4. Identify the specific measure, its dimension/s, and target.

· Measures are the data point we’re interested in.

· Dimensions are ways in which you want to be able to slice and view the measure’s data.

· Targets are the goals that you have for that measure.

· Here’s an example showing how all 3 elements fit together. If the measure is “% of Incidents Resolved within SLA,” the dimensions you may want to see the measure by could include by customer, by application, by incident priority, and by time (quarter, month, week). The target would be pulled directly from your SLAs (Service Level Agreements).

5. Identify other questions that would be raised by this measure.   These questions can help you identify additional measures for your target audience as well as identifying linked measures for other audiences either up or down your company’s chain.

6. Determine what actions could be taken with this measure’s information.   If people don’t know how the information helps them make decisions or take action they’ll undoubtedly ignore the measure.

7. Identify potential data sources for the measure.

8. Identify the data owner.   Or in other words, who is responsible for making sure the data is collected consistently and remains up to date. The data owner isn’t necessarily also responsible for the good or bad news you’ll see with the measure.

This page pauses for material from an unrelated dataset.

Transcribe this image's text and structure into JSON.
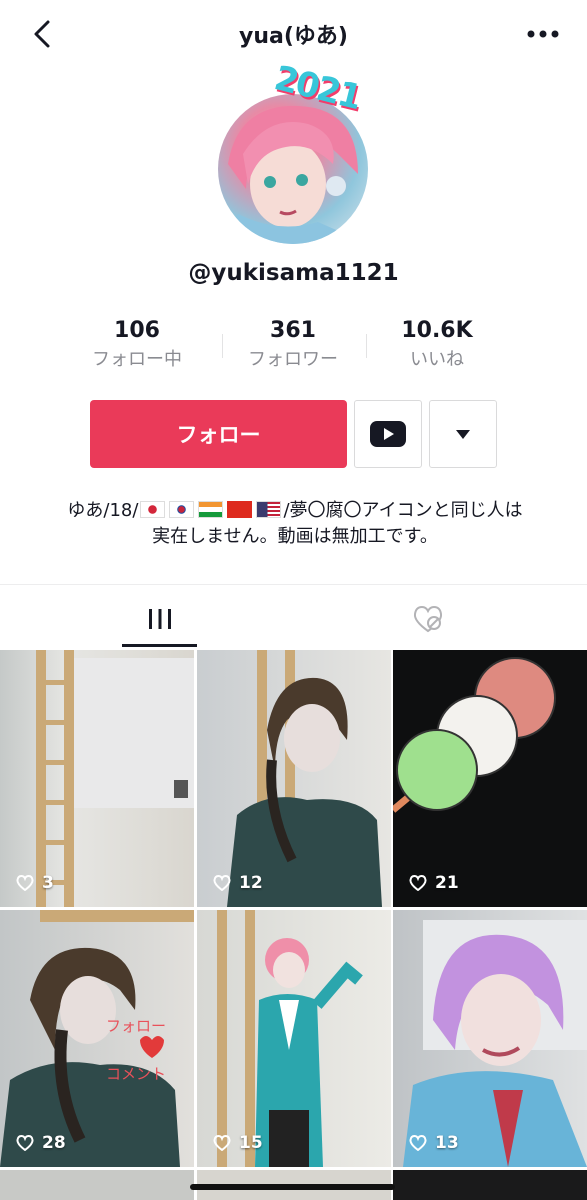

9. Identify any potential data collection and reporting issues.   Maybe a tool exists to collect the data you need but it’s entered inconsistently so the process will have to be fixed before you can accurately report on the measure. Maybe the data you need isn’t currently collected at all. Clarifying issues such as these will help you determine what reporting can be built immediately and what reporting will require some additional planning and efforts to make available.

 

This linked table gives a generalized example of how all this information looks together. With a clear understanding of what measures you need and why, you’ll now be able to more easily explore options for effectively visualizing the information in charts, graphs, histograms, etc. If you define the picture before understanding the measures needed there’s a good chance of ending up with less than optimal reporting. If you put in the effort, your group and customers won’t doubt the data.